Die Folge: Logistik-Startups wie FreightHub, Liefery und andere drängen mit disruptiven Ideen auf den Markt. Konzerne wie die Reederei Hamburg Süd und Lufthansa erkennen deren Potential und kooperieren bereits mit den "jungen Wilden" der Branche. Eine Folge dieser Entwicklung: Der Logistiker wird vom "reinen" Transport-Experten zum Dienstleister. Zum Beispiel muss ein Brummi-Fahrer mit seinen Auftraggebern und dessen Kunden kommunizieren und er muss digitale Technologien beherrschen.
Vorteile durch künstliche Intelligenz
Sind deutsche Unternehmer der Branche bereit, in Technologien von morgen zu investieren? Laut Logistic-Trend-Index 2017, der im Auftrag der Messe Transport Logistic erstellt wurde, sind 70 Prozent der Befragten dafür, im Alltag künstliche Intelligenz einzusetzen, um einen Wettbewerbsvorteil zu erlangen. Und einige Unternehmen tun das bereits: MAN zum Beispiel zeigt seine neue Logistik-Plattform in der Cloud und neue Big-Data-Anwendungen. "Damit sind bereits erste Meilensteine gesetzt, um die drittgrößte Branche in Deutschland digital zu revolutionieren", sagt Dr. Robert Schönberger von der Messegesellschaft. Auf der begleitenden Konferenz erörtern Branchenkenner aus Wirtschaft, Wissenschaft und Politik nicht nur digitale Zukunftsvisionen, sondern auch Standortbestimmungen und Lösungsstrategien.

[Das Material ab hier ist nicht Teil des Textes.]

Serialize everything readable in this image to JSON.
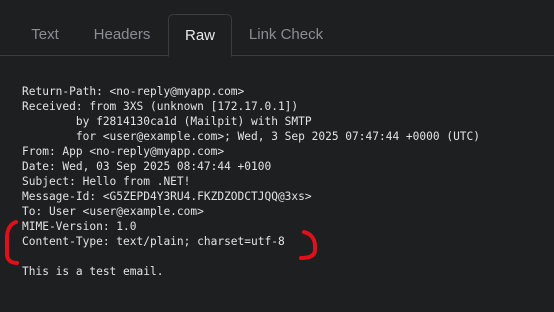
{
  "tabs": [
    {
      "label": "Text",
      "active": false
    },
    {
      "label": "Headers",
      "active": false
    },
    {
      "label": "Raw",
      "active": true
    },
    {
      "label": "Link Check",
      "active": false
    }
  ],
  "raw": {
    "lines": [
      "Return-Path: <no-reply@myapp.com>",
      "Received: from 3XS (unknown [172.17.0.1])",
      "        by f2814130ca1d (Mailpit) with SMTP",
      "        for <user@example.com>; Wed, 3 Sep 2025 07:47:44 +0000 (UTC)",
      "From: App <no-reply@myapp.com>",
      "Date: Wed, 03 Sep 2025 08:47:44 +0100",
      "Subject: Hello from .NET!",
      "Message-Id: <G5ZEPD4Y3RU4.FKZDZODCTJQQ@3xs>",
      "To: User <user@example.com>",
      "MIME-Version: 1.0",
      "Content-Type: text/plain; charset=utf-8",
      "",
      "This is a test email."
    ]
  },
  "colors": {
    "background": "#1e1f21",
    "text": "#e2e3e5",
    "tab_inactive": "#8a8d93",
    "tab_active": "#e9eaec",
    "annotation": "#e0101a"
  }
}
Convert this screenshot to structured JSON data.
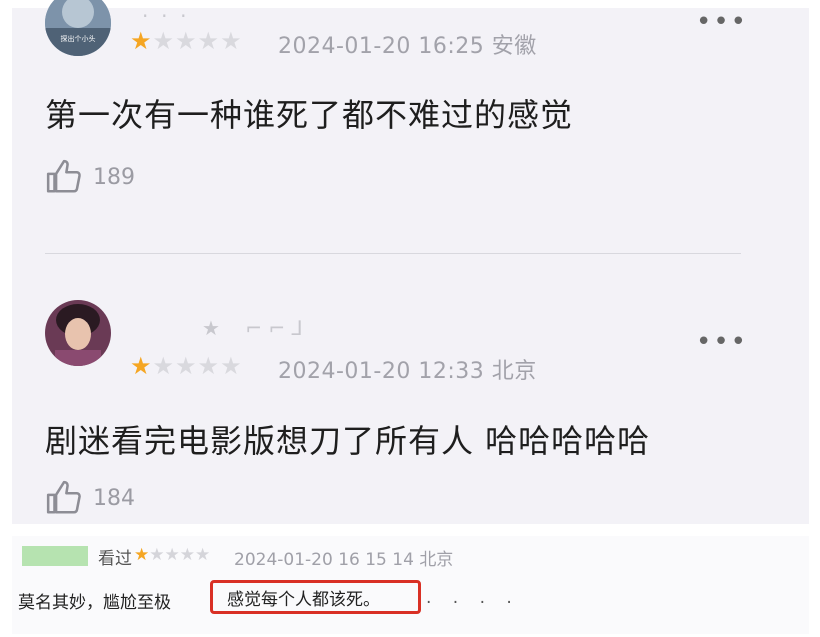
{
  "comments": [
    {
      "avatar_caption": "探出个小头",
      "rating": 1,
      "max_rating": 5,
      "date": "2024-01-20 16:25",
      "location": "安徽",
      "content": "第一次有一种谁死了都不难过的感觉",
      "likes": "189",
      "more": "•••",
      "icons": {
        "avatar": "user-avatar-icon",
        "like": "thumbs-up-icon",
        "more": "more-dots-icon",
        "star": "star-icon"
      }
    },
    {
      "avatar_caption": "",
      "rating": 1,
      "max_rating": 5,
      "date": "2024-01-20 12:33",
      "location": "北京",
      "content": "剧迷看完电影版想刀了所有人 哈哈哈哈哈",
      "likes": "184",
      "more": "•••",
      "icons": {
        "avatar": "user-avatar-icon",
        "like": "thumbs-up-icon",
        "more": "more-dots-icon",
        "star": "star-icon"
      }
    }
  ],
  "review": {
    "status": "看过",
    "rating": 1,
    "max_rating": 5,
    "datetime": "2024-01-20 16 15 14",
    "location": "北京",
    "text_before": "莫名其妙，尴尬至极",
    "text_highlighted": "感觉每个人都该死。",
    "text_after": ". . . .",
    "colors": {
      "star": "#f5a623",
      "highlight_border": "#d93025",
      "name_mask": "#b6e3b0"
    }
  }
}
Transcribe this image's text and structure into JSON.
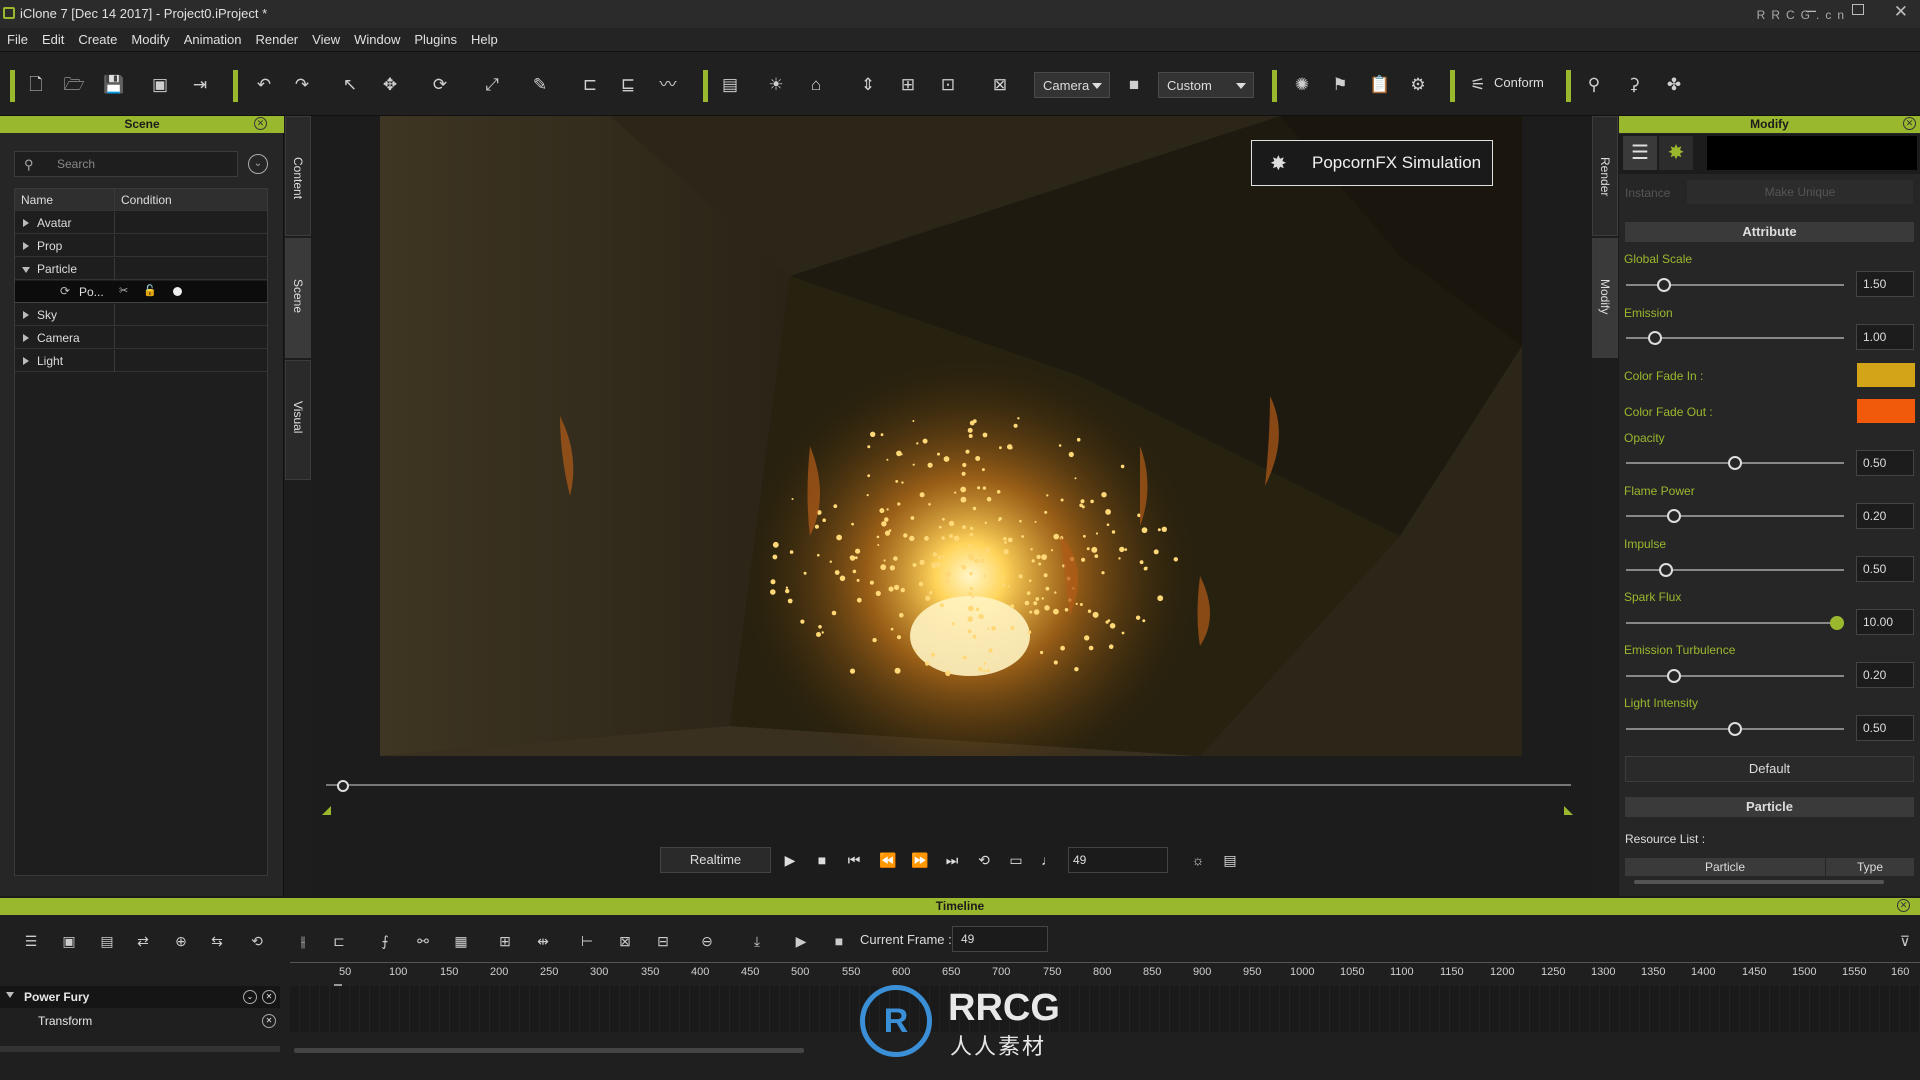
{
  "window": {
    "title": "iClone 7 [Dec 14 2017] - Project0.iProject *",
    "watermark": "RRCG.cn"
  },
  "menu": [
    "File",
    "Edit",
    "Create",
    "Modify",
    "Animation",
    "Render",
    "View",
    "Window",
    "Plugins",
    "Help"
  ],
  "toolbar": {
    "camera_select": "Camera",
    "view_select": "Custom",
    "conform_label": "Conform"
  },
  "scene_panel": {
    "title": "Scene",
    "search_placeholder": "Search",
    "columns": [
      "Name",
      "Condition"
    ],
    "items": [
      {
        "label": "Avatar",
        "expanded": false
      },
      {
        "label": "Prop",
        "expanded": false
      },
      {
        "label": "Particle",
        "expanded": true
      },
      {
        "label": "Po...",
        "child": true
      },
      {
        "label": "Sky",
        "expanded": false
      },
      {
        "label": "Camera",
        "expanded": false
      },
      {
        "label": "Light",
        "expanded": false
      }
    ],
    "side_tabs": [
      "Content",
      "Scene",
      "Visual"
    ]
  },
  "viewport": {
    "overlay_button": "PopcornFX Simulation"
  },
  "playback": {
    "mode": "Realtime",
    "frame": "49"
  },
  "modify_panel": {
    "title": "Modify",
    "side_tabs": [
      "Render",
      "Modify"
    ],
    "instance_label": "Instance",
    "make_unique": "Make Unique",
    "attribute_section": "Attribute",
    "params": [
      {
        "label": "Global Scale",
        "value": "1.50",
        "level": 0.15
      },
      {
        "label": "Emission",
        "value": "1.00",
        "level": 0.11
      },
      {
        "label": "Opacity",
        "value": "0.50",
        "level": 0.5
      },
      {
        "label": "Flame Power",
        "value": "0.20",
        "level": 0.2
      },
      {
        "label": "Impulse",
        "value": "0.50",
        "level": 0.16
      },
      {
        "label": "Spark Flux",
        "value": "10.00",
        "level": 1.0
      },
      {
        "label": "Emission Turbulence",
        "value": "0.20",
        "level": 0.2
      },
      {
        "label": "Light Intensity",
        "value": "0.50",
        "level": 0.5
      }
    ],
    "color_fade_in": {
      "label": "Color Fade In :",
      "color": "#d4a418"
    },
    "color_fade_out": {
      "label": "Color Fade Out :",
      "color": "#f05a0a"
    },
    "default_button": "Default",
    "particle_section": "Particle",
    "resource_list_label": "Resource List :",
    "resource_columns": [
      "Particle",
      "Type"
    ]
  },
  "timeline": {
    "title": "Timeline",
    "current_frame_label": "Current Frame :",
    "current_frame": "49",
    "ruler": [
      "50",
      "100",
      "150",
      "200",
      "250",
      "300",
      "350",
      "400",
      "450",
      "500",
      "550",
      "600",
      "650",
      "700",
      "750",
      "800",
      "850",
      "900",
      "950",
      "1000",
      "1050",
      "1100",
      "1150",
      "1200",
      "1250",
      "1300",
      "1350",
      "1400",
      "1450",
      "1500",
      "1550",
      "160"
    ],
    "tracks": [
      {
        "label": "Power Fury"
      },
      {
        "label": "Transform"
      }
    ],
    "watermark": {
      "brand": "RRCG",
      "sub": "人人素材"
    }
  }
}
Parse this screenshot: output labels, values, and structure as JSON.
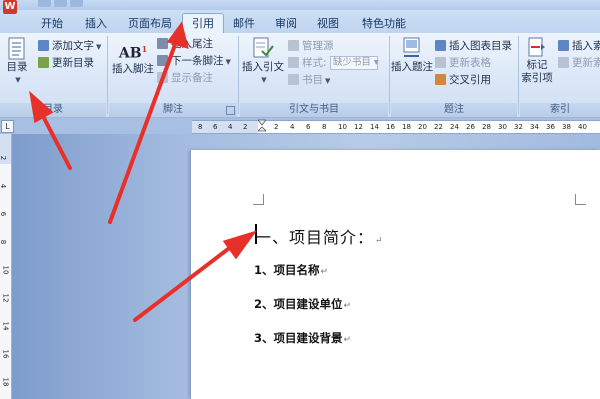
{
  "app": {
    "icon_letter": "W"
  },
  "tabs": [
    {
      "label": "开始"
    },
    {
      "label": "插入"
    },
    {
      "label": "页面布局"
    },
    {
      "label": "引用"
    },
    {
      "label": "邮件"
    },
    {
      "label": "审阅"
    },
    {
      "label": "视图"
    },
    {
      "label": "特色功能"
    }
  ],
  "active_tab": "引用",
  "ribbon": {
    "toc": {
      "label": "目录",
      "toc_button": "目录",
      "add_text": "添加文字",
      "update_toc": "更新目录"
    },
    "footnotes": {
      "label": "脚注",
      "insert_footnote": "插入脚注",
      "insert_endnote": "插入尾注",
      "next_footnote": "下一条脚注",
      "show_notes": "显示备注"
    },
    "citations": {
      "label": "引文与书目",
      "insert_citation": "插入引文",
      "manage_sources": "管理源",
      "style_label": "样式:",
      "style_value": "缺少书目",
      "bibliography": "书目"
    },
    "captions": {
      "label": "题注",
      "insert_caption": "插入题注",
      "insert_table_of_figures": "插入图表目录",
      "update_table": "更新表格",
      "cross_reference": "交叉引用"
    },
    "index": {
      "label": "索引",
      "mark_entry_line1": "标记",
      "mark_entry_line2": "索引项",
      "insert_index": "插入索",
      "update_index": "更新索"
    }
  },
  "ruler": {
    "ticks": [
      "8",
      "6",
      "4",
      "2",
      "2",
      "4",
      "6",
      "8",
      "10",
      "12",
      "14",
      "16",
      "18",
      "20",
      "22",
      "24",
      "26",
      "28",
      "30",
      "32",
      "34",
      "36",
      "38",
      "40"
    ],
    "corner": "L"
  },
  "vruler_ticks": [
    "2",
    "4",
    "6",
    "8",
    "10",
    "12",
    "14",
    "16",
    "18"
  ],
  "document": {
    "heading": "一、项目简介：",
    "items": [
      "1、项目名称",
      "2、项目建设单位",
      "3、项目建设背景"
    ],
    "para_mark": "↵"
  },
  "colors": {
    "annotation_arrow": "#e8302a",
    "ribbon_bg": "#dbe7f7",
    "workspace_bg": "#a6bde0"
  }
}
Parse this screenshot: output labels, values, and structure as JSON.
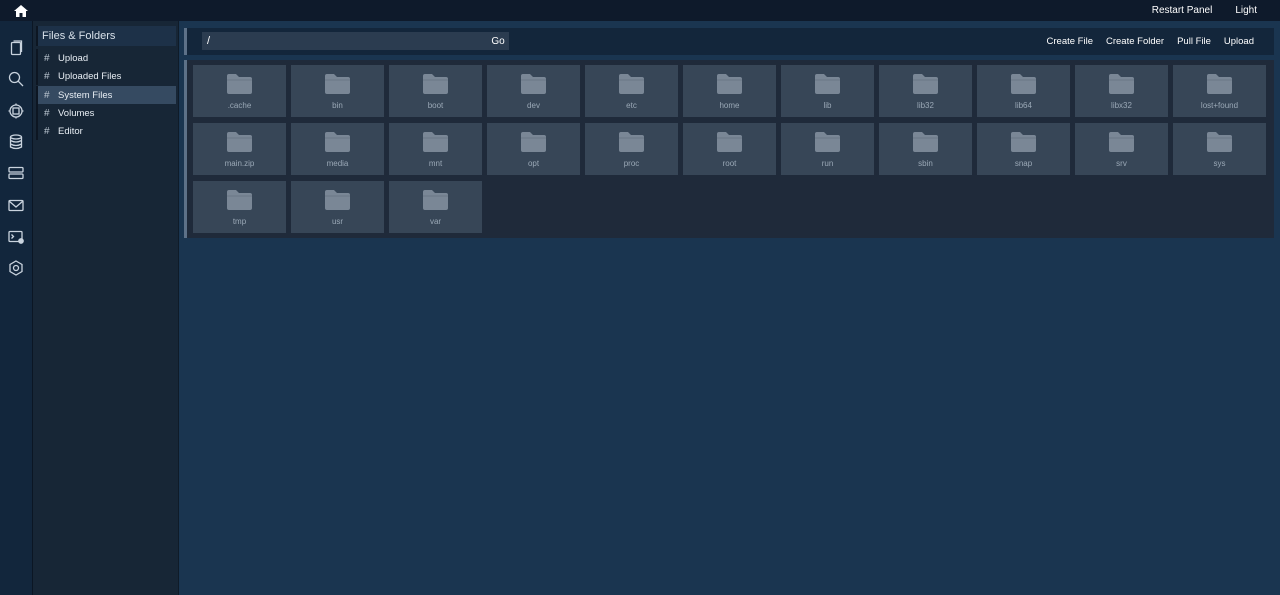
{
  "topbar": {
    "home_icon": "home-icon",
    "restart_label": "Restart Panel",
    "theme_label": "Light"
  },
  "iconbar": {
    "icons": [
      "files-icon",
      "search-icon",
      "cpu-icon",
      "database-icon",
      "server-icon",
      "mail-icon",
      "terminal-icon",
      "settings-icon"
    ]
  },
  "sidebar": {
    "title": "Files & Folders",
    "items": [
      {
        "label": "Upload"
      },
      {
        "label": "Uploaded Files"
      },
      {
        "label": "System Files",
        "active": true
      },
      {
        "label": "Volumes"
      },
      {
        "label": "Editor"
      }
    ]
  },
  "pathbar": {
    "path_value": "/",
    "go_label": "Go",
    "actions": [
      "Create File",
      "Create Folder",
      "Pull File",
      "Upload"
    ]
  },
  "folders": [
    ".cache",
    "bin",
    "boot",
    "dev",
    "etc",
    "home",
    "lib",
    "lib32",
    "lib64",
    "libx32",
    "lost+found",
    "main.zip",
    "media",
    "mnt",
    "opt",
    "proc",
    "root",
    "run",
    "sbin",
    "snap",
    "srv",
    "sys",
    "tmp",
    "usr",
    "var"
  ],
  "colors": {
    "background": "#1a3550",
    "topbar": "#0e1a2b",
    "tile": "#374657",
    "folder_icon": "#7a8796"
  }
}
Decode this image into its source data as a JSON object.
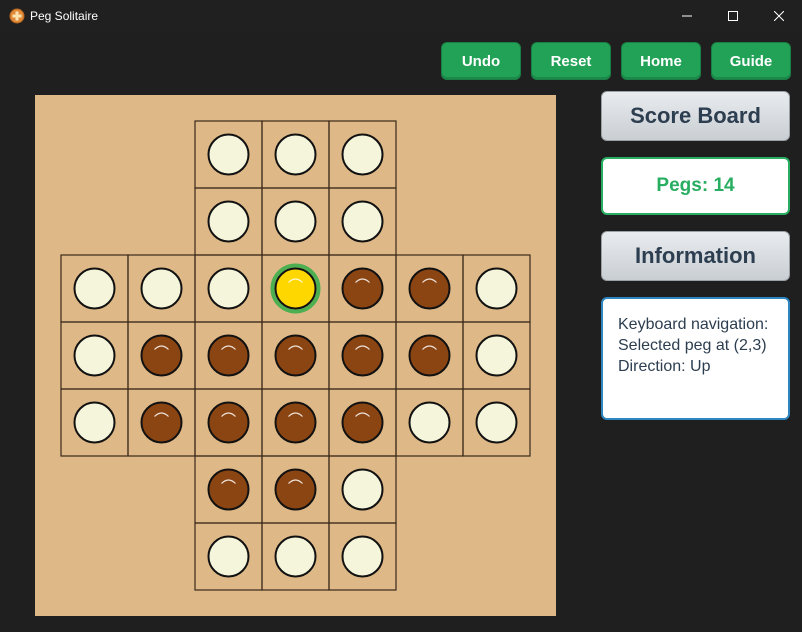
{
  "window": {
    "title": "Peg Solitaire",
    "icon": "app-icon",
    "controls": [
      "minimize-icon",
      "maximize-icon",
      "close-icon"
    ]
  },
  "toolbar": {
    "undo_label": "Undo",
    "reset_label": "Reset",
    "home_label": "Home",
    "guide_label": "Guide"
  },
  "sidebar": {
    "scoreboard_label": "Score Board",
    "pegs_text": "Pegs: 14",
    "information_label": "Information",
    "info_lines": [
      "Keyboard navigation:",
      "Selected peg at (2,3)",
      "Direction: Up"
    ]
  },
  "board": {
    "layout_rows": [
      "..ooo..",
      "..ooo..",
      "ooooooo",
      "ooooooo",
      "ooooooo",
      "..ooo..",
      "..ooo.."
    ],
    "state_rows": [
      "..EEE..",
      "..EEE..",
      "EEESPPE",
      "EPPPPPE",
      "EPPPPEE",
      "..PPE..",
      "..EEE.."
    ],
    "legend": {
      "E": "empty-hole",
      "P": "peg",
      "S": "selected-peg"
    },
    "colors": {
      "board": "#deb887",
      "empty_hole": "#f5f5dc",
      "peg": "#8b4513",
      "selected_peg": "#ffd700",
      "selected_ring": "#4caf50",
      "grid_line": "#3a2a1a"
    }
  },
  "theme": {
    "window_bg": "#1f1f1f",
    "button_green": "#22a257",
    "score_text": "#27ae60",
    "info_border": "#2e86c1"
  }
}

Ein weiteres Umfrageergebnis: 80 Prozent der befragten Transportunternehmer wollen intelligenten Maschinen die Arbeit nicht komplett überlassen. Der Grund: Ein Großteil beobachtet in der eigenen Belegschaft eine ablehnende Haltung gegenüber künstlicher Intelligenz. Deshalb will sich die Mehrheit der Firmenchefs darauf konzentrieren, Kompetenzen für die Zusammenarbeit von Mensch und Maschine besser zu vermitteln. Dazu gehören Kurse für die Datenauswertung und Entscheidungshilfen, um mit digitalen Instrumenten effizienter zu arbeiten.
Gelungener Pilottest
Hermes hat seinen Pilottest mit den rollenden Auslieferungsrobotern in Hamburg unterdessen abgeschlossen. "Sehr gelungen war der Projektverlauf", urteilt Roger Hillen-Pasedag, Innovationsexperte bei Hermes. Die Roboter absolvierten vom Herbst 2016 bis Ende März 2017 rund 600 Fahrten und legten dabei 3.500 Kilometer zurück. Ziel des Tests war es laut Hillen-Pasedag, "Erfahrungen zu sammeln, mit der Paketzustellung und -abholung auf der letzten Meile". In London läuft der Test weiter. Hier kommen seit 2014 außerdem im Innenstadtgebiet ausschließlich elektrisch betriebene Fahrzeuge zum Einsatz. Das treibt Hermes auch hierzulade voran: Bis 2020 werden in Kooperation mit Mercedes-Benz 1.500 Elektrotransporter bundesweit zum Einsatz kommen.